A friend told me about the time he was watching football on TV as his young daughter played nearby. Angered by his team’s bad play, he grabbed the closest thing and threw it down. His little girl’s favorite toy was shattered, along with her heart. My friend immediately embraced his daughter and apologized. He replaced the toy and thought all was well. But he didn’t know how much his fury had frightened his 4-year-old, and she didn’t know the depth of her pain. In time, however, forgiveness came.
Years later he sent an identical toy to his daughter when she was expecting a baby. She posted a photo of the toy on Facebook with the words, “This gift has a very long story going back to my childhood. It wasn’t a happy story then, but it has a happy ending now! Redemption is a beautiful thing. Thanks, Grandpa!”

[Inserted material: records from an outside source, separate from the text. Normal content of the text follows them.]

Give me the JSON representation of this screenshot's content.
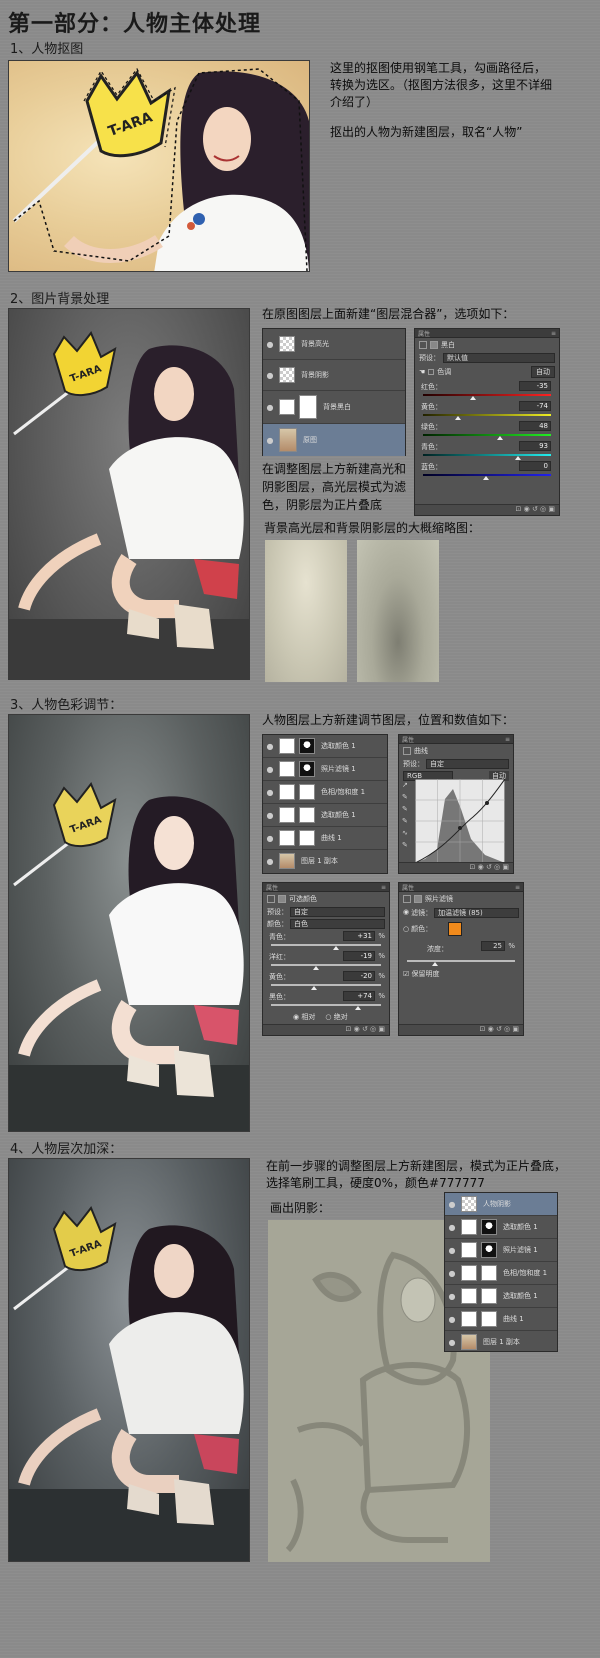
{
  "title": "第一部分：人物主体处理",
  "step1": {
    "heading": "1、人物抠图",
    "text1": "这里的抠图使用钢笔工具，勾画路径后，转换为选区。（抠图方法很多，这里不详细介绍了）",
    "text2": "抠出的人物为新建图层，取名“人物”",
    "sign_text": "T-ARA"
  },
  "step2": {
    "heading": "2、图片背景处理",
    "intro": "在原图图层上面新建“图层混合器”，选项如下：",
    "layers": [
      "背景高光",
      "背景阴影",
      "背景黑白",
      "原图"
    ],
    "adj_title": "黑白",
    "preset_label": "预设：",
    "preset_value": "默认值",
    "tint_label": "色调",
    "auto_label": "自动",
    "sliders": [
      {
        "label": "红色：",
        "value": "-35"
      },
      {
        "label": "黄色：",
        "value": "-74"
      },
      {
        "label": "绿色：",
        "value": "48"
      },
      {
        "label": "青色：",
        "value": "93"
      },
      {
        "label": "蓝色：",
        "value": "0"
      }
    ],
    "note": "在调整图层上方新建高光和阴影图层，高光层模式为滤色，阴影层为正片叠底",
    "thumb_caption": "背景高光层和背景阴影层的大概缩略图：",
    "sign_text": "T-ARA"
  },
  "step3": {
    "heading": "3、人物色彩调节：",
    "intro": "人物图层上方新建调节图层，位置和数值如下：",
    "layers": [
      "选取颜色 1",
      "照片滤镜 1",
      "色相/饱和度 1",
      "选取颜色 1",
      "曲线 1",
      "图层 1 副本"
    ],
    "curves_title": "曲线",
    "curves_preset_label": "预设：",
    "curves_preset_value": "自定",
    "curves_channel": "RGB",
    "curves_auto": "自动",
    "sc_title": "可选颜色",
    "sc_preset_label": "预设：",
    "sc_preset_value": "自定",
    "sc_color_label": "颜色：",
    "sc_color_value": "白色",
    "sc_sliders": [
      {
        "label": "青色：",
        "value": "+31",
        "unit": "%"
      },
      {
        "label": "洋红：",
        "value": "-19",
        "unit": "%"
      },
      {
        "label": "黄色：",
        "value": "-20",
        "unit": "%"
      },
      {
        "label": "黑色：",
        "value": "+74",
        "unit": "%"
      }
    ],
    "sc_radio1": "相对",
    "sc_radio2": "绝对",
    "pf_title": "照片滤镜",
    "pf_filter_label": "滤镜：",
    "pf_filter_value": "加温滤镜 (85)",
    "pf_color_label": "颜色：",
    "pf_density_label": "浓度：",
    "pf_density_value": "25",
    "pf_density_unit": "%",
    "pf_preserve": "保留明度",
    "pf_color": "#f08a1c",
    "sign_text": "T-ARA"
  },
  "step4": {
    "heading": "4、人物层次加深：",
    "intro": "在前一步骤的调整图层上方新建图层，模式为正片叠底，选择笔刷工具，硬度0%，颜色#777777",
    "shadow_label": "画出阴影：",
    "layers": [
      "人物阴影",
      "选取颜色 1",
      "照片滤镜 1",
      "色相/饱和度 1",
      "选取颜色 1",
      "曲线 1",
      "图层 1 副本"
    ],
    "sign_text": "T-ARA"
  },
  "panel_header": "属性"
}
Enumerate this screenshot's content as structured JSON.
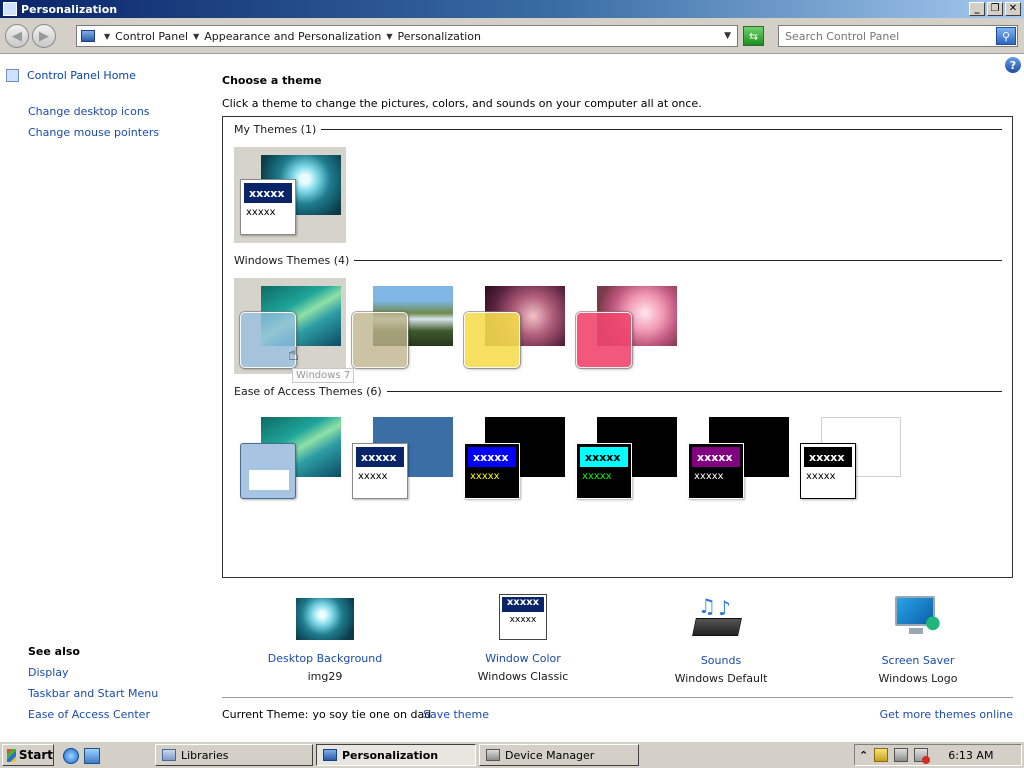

The Bible urges us to avoid angry outbursts by putting on the new self, “which was created according to God, in true righteousness and holiness” (Eph. 4:24). And if we are the victim of anger, God asks us to “be kind to one another, tenderhearted, forgiving one another, even as God in Christ forgave you” (v.32).
Restored relationships are not easy, but they are possible by the grace of God.
INSIGHTIn today’s passage the apostle Paul brackets his words of challenge with the phrases “putting away” (v. 25) and “put away” (v. 31). Though they are translated as similar expressions in English, they are two different words in Greek and speak of an increasing intensity of action. The word in verse 25 tells us to put off lying, as if taking off a garment and replacing it with a new one (integrity and truthfulness). In verse 31, however, it is the challenge to “put away” or to get rid of certain things once and for all.